Indian Institute of Technology (IIT) kharagpur | University in Kharagpur, India



Indian Institute of Technology Kharagpur (IIT Kharagpur or IIT KGP) is a public technical and research university established by the government of India in 1951. It is the first of the IITs to be established and is recognised as an Institute of National Importance. In 2019 it was awarded the status of Institute of Eminence by the government of India.[5]

The institute was initially established to train scientists and engineers after India attained independence in 1947. However, over the years, the institute's academic capabilities diversified with offerings in management, law, architecture, humanities, etc. IIT Kharagpur has an 8.5 square kilometres (2,100 acres) campus and has about 22,000 residents.


History
Foundation
In 1946, a committee by Sir Jogendra Singh, Member of Viceroy's executive council, to consider the creation of higher technical institutions "for post-World War II industrial development of India". This was followed by the creation of a 22-member committee headed by Nalini Ranjan Sarkar. In its interim report, the Sarkar Committee recommended the establishment of higher technical institutions in India, along the lines of the Massachusetts Institute of Technology and consulting from the University of Illinois at Urbana–Champaign along with affiliated secondary institutions.

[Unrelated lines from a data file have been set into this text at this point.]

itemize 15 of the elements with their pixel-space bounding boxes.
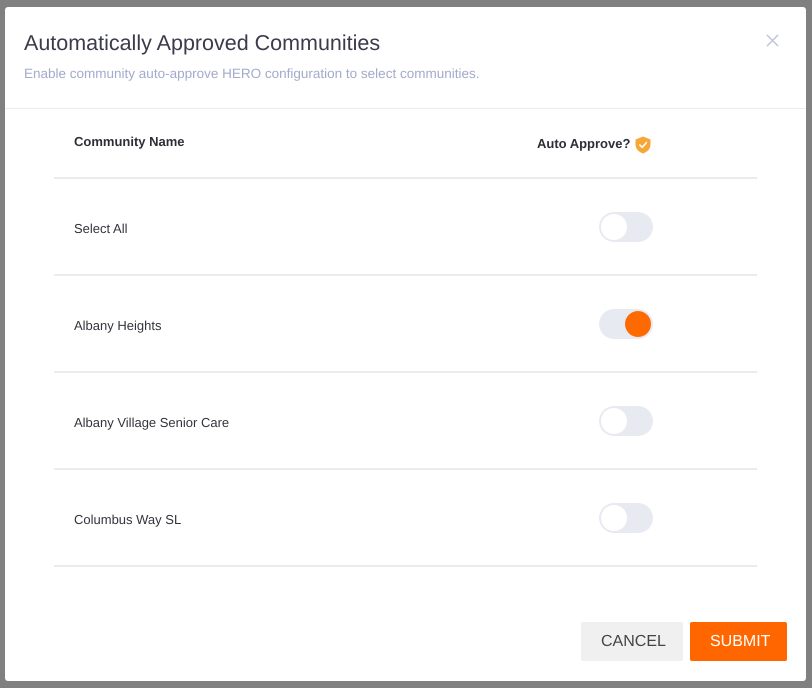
toggle-switch[interactable] [599, 308, 653, 338]
community-name: Select All [74, 221, 128, 236]
dialog-title: Automatically Approved Communities [24, 31, 382, 55]
column-header: Auto Approve? [537, 136, 630, 150]
dialog-subtitle: Enable community auto-approve HERO configuration to select communities. [24, 66, 480, 82]
community-name: Albany Village Senior Care [74, 415, 230, 430]
cancel-button[interactable]: CANCEL [581, 622, 683, 661]
community-name: Albany Heights [74, 318, 162, 333]
shield-check-icon [635, 136, 652, 154]
toggle-switch[interactable] [599, 212, 653, 242]
column-header: Community Name [74, 134, 185, 148]
toggle-switch[interactable] [599, 502, 653, 532]
close-icon[interactable] [766, 34, 779, 47]
community-name: Columbus Way SL [74, 512, 182, 527]
toggle-switch[interactable] [599, 406, 653, 436]
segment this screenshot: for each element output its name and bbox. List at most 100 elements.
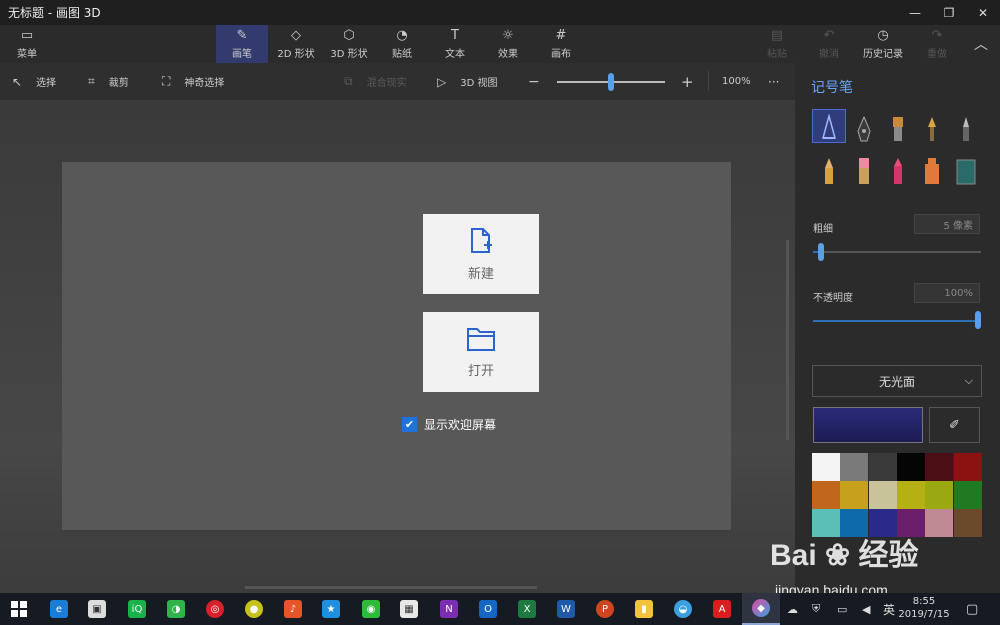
more-button[interactable]: ··· [768, 63, 779, 100]
eraser-brush[interactable] [847, 152, 881, 186]
color-swatch[interactable] [896, 453, 925, 481]
opacity-slider-thumb[interactable] [975, 311, 981, 329]
store-taskbar-icon[interactable]: ▣ [78, 593, 116, 625]
current-color-swatch[interactable] [813, 407, 923, 443]
color-swatch[interactable] [840, 453, 869, 481]
pencil-icon [825, 158, 833, 184]
wechat-work-taskbar-icon[interactable]: ◑ [157, 593, 195, 625]
color-swatch[interactable] [925, 481, 954, 509]
color-swatch[interactable] [953, 509, 982, 537]
fill-bucket-icon [956, 159, 976, 185]
marker-brush[interactable] [812, 109, 846, 143]
opacity-value[interactable]: 100% [914, 283, 980, 303]
calligraphy-pen-brush[interactable] [847, 109, 881, 143]
redo-button[interactable]: ↷ 重做 [918, 25, 956, 63]
edge-taskbar-icon[interactable]: e [40, 593, 78, 625]
word-taskbar-icon[interactable]: W [547, 593, 585, 625]
pixel-pen-icon [963, 117, 969, 141]
acrobat-taskbar-icon[interactable]: A [703, 593, 741, 625]
cursor-icon: ↖ [12, 74, 23, 89]
fill-bucket[interactable] [949, 152, 983, 186]
file-explorer-taskbar-icon[interactable]: ▮ [625, 593, 663, 625]
select-tool[interactable]: ↖ 选择 [12, 63, 56, 100]
zoom-slider-thumb[interactable] [608, 73, 614, 91]
green-app-taskbar-icon[interactable]: ● [235, 593, 273, 625]
input-language[interactable]: 英 [883, 593, 895, 625]
mixed-reality-button[interactable]: ⧉ 混合现实 [344, 63, 407, 100]
zoom-out-button[interactable]: − [528, 63, 540, 100]
paint3d-taskbar-icon[interactable]: ◆ [742, 593, 780, 625]
music-taskbar-icon[interactable]: ♪ [274, 593, 312, 625]
onedrive-icon[interactable]: ☁ [787, 593, 798, 625]
undo-button[interactable]: ↶ 撤消 [810, 25, 848, 63]
crop-tool[interactable]: ⌗ 裁剪 [88, 63, 129, 100]
browser-taskbar-icon[interactable]: ◒ [664, 593, 702, 625]
color-swatch[interactable] [925, 453, 954, 481]
tab-brushes[interactable]: ✎ 画笔 [216, 25, 268, 63]
show-welcome-checkbox[interactable]: ✔ 显示欢迎屏幕 [402, 416, 496, 433]
color-swatch[interactable] [868, 453, 897, 481]
system-clock[interactable]: 8:55 2019/7/15 [895, 595, 953, 621]
opacity-label: 不透明度 [813, 293, 853, 304]
tab-stickers[interactable]: ◔ 贴纸 [376, 25, 428, 63]
tab-2d-shapes[interactable]: ◇ 2D 形状 [270, 25, 322, 63]
iqiyi-taskbar-icon[interactable]: iQ [118, 593, 156, 625]
tab-text[interactable]: T 文本 [429, 25, 481, 63]
eyedropper-button[interactable]: ✐ [929, 407, 980, 443]
horizontal-scrollbar[interactable] [245, 586, 537, 589]
finish-dropdown[interactable]: 无光面 ⌵ [812, 365, 982, 397]
pixel-pen-brush[interactable] [949, 109, 983, 143]
thickness-slider-track[interactable] [813, 251, 981, 253]
thickness-slider-thumb[interactable] [818, 243, 825, 261]
maximize-button[interactable]: ❐ [932, 0, 966, 25]
outlook-taskbar-icon[interactable]: O [469, 593, 507, 625]
color-swatch[interactable] [953, 481, 982, 509]
minimize-button[interactable]: — [898, 0, 932, 25]
start-button[interactable] [0, 593, 38, 625]
color-swatch[interactable] [840, 481, 869, 509]
paste-button[interactable]: ▤ 粘贴 [758, 25, 796, 63]
oil-brush[interactable] [881, 109, 915, 143]
chevron-down-icon: ⌵ [964, 374, 973, 387]
menu-button[interactable]: ▭ 菜单 [8, 25, 46, 63]
defender-icon[interactable]: ⛨ [812, 593, 820, 625]
close-button[interactable]: ✕ [966, 0, 1000, 25]
color-swatch[interactable] [925, 509, 954, 537]
open-file-button[interactable]: 打开 [423, 312, 539, 392]
notification-icon[interactable]: ▢ [966, 593, 978, 625]
new-file-button[interactable]: 新建 [423, 214, 539, 294]
color-swatch[interactable] [896, 481, 925, 509]
watercolor-brush[interactable] [915, 109, 949, 143]
title-bar: 无标题 - 画图 3D — ❐ ✕ [0, 0, 1000, 25]
color-swatch[interactable] [868, 481, 897, 509]
volume-icon[interactable]: ◀ [862, 593, 870, 625]
netease-music-taskbar-icon[interactable]: ◎ [196, 593, 234, 625]
drawing-canvas[interactable] [62, 162, 731, 530]
star-app-taskbar-icon[interactable]: ★ [312, 593, 350, 625]
calculator-taskbar-icon[interactable]: ▦ [390, 593, 428, 625]
color-swatch[interactable] [812, 481, 840, 509]
collapse-ribbon-button[interactable]: ︿ [968, 25, 994, 63]
menu-icon: ▭ [20, 27, 34, 43]
thickness-value[interactable]: 5 像素 [914, 214, 980, 234]
tab-effects[interactable]: ☼ 效果 [482, 25, 534, 63]
wechat-taskbar-icon[interactable]: ◉ [352, 593, 390, 625]
pencil-brush[interactable] [812, 152, 846, 186]
eraser-icon [859, 158, 869, 184]
tab-3d-shapes[interactable]: ⬡ 3D 形状 [323, 25, 375, 63]
tab-canvas[interactable]: # 画布 [535, 25, 587, 63]
new-file-icon [471, 227, 492, 253]
vertical-scrollbar[interactable] [786, 240, 789, 440]
excel-taskbar-icon[interactable]: X [508, 593, 546, 625]
color-swatch[interactable] [812, 453, 840, 481]
onenote-taskbar-icon[interactable]: N [430, 593, 468, 625]
pixel-pencil-brush[interactable] [915, 152, 949, 186]
battery-icon[interactable]: ▭ [837, 593, 847, 625]
powerpoint-taskbar-icon[interactable]: P [586, 593, 624, 625]
color-swatch[interactable] [953, 453, 982, 481]
zoom-in-button[interactable]: + [681, 63, 694, 100]
crayon-brush[interactable] [881, 152, 915, 186]
history-button[interactable]: ◷ 历史记录 [858, 25, 908, 63]
magic-select-tool[interactable]: ⛶ 神奇选择 [162, 63, 224, 100]
view-3d-button[interactable]: ▷ 3D 视图 [437, 63, 497, 100]
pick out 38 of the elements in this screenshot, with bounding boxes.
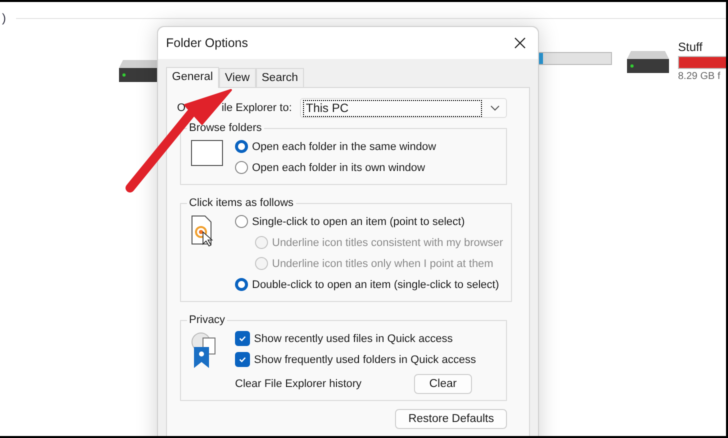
group-title: Privacy	[188, 314, 226, 326]
history-label: Clear File Explorer history	[235, 378, 362, 390]
radio-button[interactable]	[235, 140, 248, 153]
tab[interactable]: View	[218, 68, 256, 87]
drive-name: Stuff	[678, 40, 704, 54]
corner-text: )	[2, 11, 6, 25]
option-label: Show recently used files in Quick access	[254, 332, 453, 344]
checkbox[interactable]	[235, 352, 250, 367]
option-label: Double-click to open an item (single-click to select)	[252, 278, 499, 290]
clear-button[interactable]: Clear	[414, 374, 472, 394]
drive-icon	[627, 49, 669, 73]
radio-button[interactable]	[235, 215, 248, 228]
option-label: Open each folder in the same window	[252, 140, 436, 152]
dropdown-field[interactable]: This PC	[300, 98, 507, 118]
option-label: Single-click to open an item (point to select)	[252, 216, 465, 228]
drive-usage-bar	[678, 56, 726, 69]
group-title: Browse folders	[188, 122, 263, 134]
radio-button[interactable]	[235, 161, 248, 174]
window-title: Folder Options	[166, 36, 248, 50]
close-icon[interactable]	[514, 37, 526, 49]
checkbox[interactable]	[235, 331, 250, 346]
chevron-down-icon	[490, 105, 500, 111]
tab[interactable]: General	[166, 67, 219, 88]
window-icon	[191, 140, 223, 166]
option-label: Open each folder in its own window	[252, 162, 426, 174]
option-label: Underline icon titles consistent with my browser	[272, 236, 504, 248]
checkmark-icon	[238, 334, 247, 343]
restore-defaults-button[interactable]: Restore Defaults	[395, 409, 507, 429]
tab[interactable]: Search	[256, 68, 304, 87]
option-label: Underline icon titles only when I point at them	[272, 258, 494, 270]
label-fragment: O	[177, 102, 186, 114]
group-title: Click items as follows	[188, 197, 295, 209]
option-label: Show frequently used folders in Quick access	[254, 354, 476, 366]
field-label: ile Explorer to:	[222, 102, 292, 114]
checkmark-icon	[238, 355, 247, 364]
free-space-text: 8.29 GB f	[678, 71, 722, 82]
document-pointer-icon	[191, 215, 215, 247]
radio-button[interactable]	[235, 278, 248, 291]
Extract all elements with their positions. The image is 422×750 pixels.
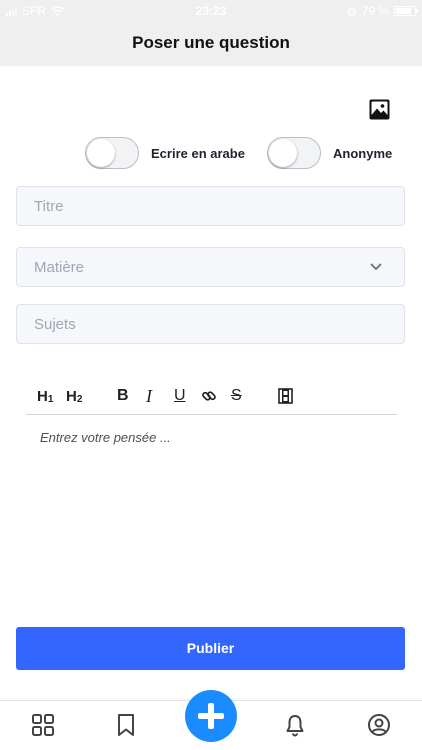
video-button[interactable] (278, 385, 293, 407)
heading-2-button[interactable]: H2 (66, 385, 82, 407)
arabic-toggle-label: Ecrire en arabe (151, 146, 245, 161)
arabic-toggle[interactable] (85, 137, 139, 169)
underline-button[interactable]: U (174, 385, 186, 407)
anonymous-toggle-label: Anonyme (333, 146, 393, 161)
heading-1-button[interactable]: H1 (37, 385, 53, 407)
add-question-fab[interactable] (185, 690, 237, 742)
link-icon (202, 391, 216, 401)
status-bar: SFR 23:23 79 % (0, 0, 422, 22)
toggle-knob (87, 139, 115, 167)
profile-icon[interactable] (367, 713, 391, 737)
top-bar: SFR 23:23 79 % Poser une question (0, 0, 422, 66)
chevron-down-icon (370, 263, 382, 271)
alarm-icon (347, 7, 356, 16)
strikethrough-button[interactable]: S (231, 385, 242, 407)
subject-select-value: Matière (34, 259, 85, 276)
editor-placeholder[interactable]: Entrez votre pensée ... (40, 430, 171, 445)
topics-field-wrapper (16, 304, 405, 344)
battery-icon (394, 6, 418, 16)
ask-question-screen: SFR 23:23 79 % Poser une question Ecrire… (0, 0, 422, 750)
grid-icon[interactable] (31, 713, 55, 737)
bold-button[interactable]: B (117, 385, 129, 407)
bookmark-icon[interactable] (114, 713, 138, 737)
title-input[interactable] (17, 187, 404, 225)
bell-icon[interactable] (283, 713, 307, 737)
battery-percent: 79 % (361, 4, 389, 18)
toggle-knob (269, 139, 297, 167)
video-icon (278, 388, 293, 404)
page-title: Poser une question (132, 33, 290, 52)
publish-button[interactable]: Publier (16, 627, 405, 670)
image-upload-icon[interactable] (369, 99, 390, 120)
title-field-wrapper (16, 186, 405, 226)
topics-input[interactable] (17, 305, 404, 343)
italic-button[interactable]: I (146, 385, 152, 407)
editor-toolbar: H1 H2 B I U S (26, 381, 397, 415)
link-button[interactable] (201, 385, 217, 407)
subject-select[interactable]: Matière (16, 247, 405, 287)
anonymous-toggle[interactable] (267, 137, 321, 169)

The report urged that work should start with the speedy establishment of major institutions in the four-quarters of the country with the ones in the east and the west to be set up immediately.[6]

On the grounds that West Bengal had the highest concentration of industries at the time, Bidhan Chandra Roy, the Chief Minister of West Bengal, persuaded Jawaharlal Nehru (India's first prime minister) to establish the first institute in West Bengal. The first Indian Institute of Technology was thus established in May 1950 as the Eastern Higher Technical Institute.[7] It was located in Esplanade East, Calcutta, and in September 1950 shifted to its permanent campus at Hijli, Kharagpur 120 kilometres south-west of Kolkata (formerly called Calcutta). Hijli had been used as a detention camp during the British colonial rule in India, to keep Indian freedom fighters captive.[8]

IIT Kharagpur is the 4th oldest technical institute in the West Bengal state after Indian Institute of Engineering Science and Technology Shibpur (established as B.E. College in 1856), Jadavpur University (established as Bengal technical institute in 1906) and Rajabazar Science College (established as Calcutta University campus for Science and Technology in 1914). When the first session started in August 1951, there were 224 students and 42 teachers in the ten departments of the institute. The classrooms, laboratories and the administrative office were housed in the historic building of the Hijli Detention Camp (now known as Shaheed Bhawan), where political revolutionaries were imprisoned during the British rule.[9] The office building had served as the headquarters of the Bomber Command of the U.S. 20th Air Force during World War II.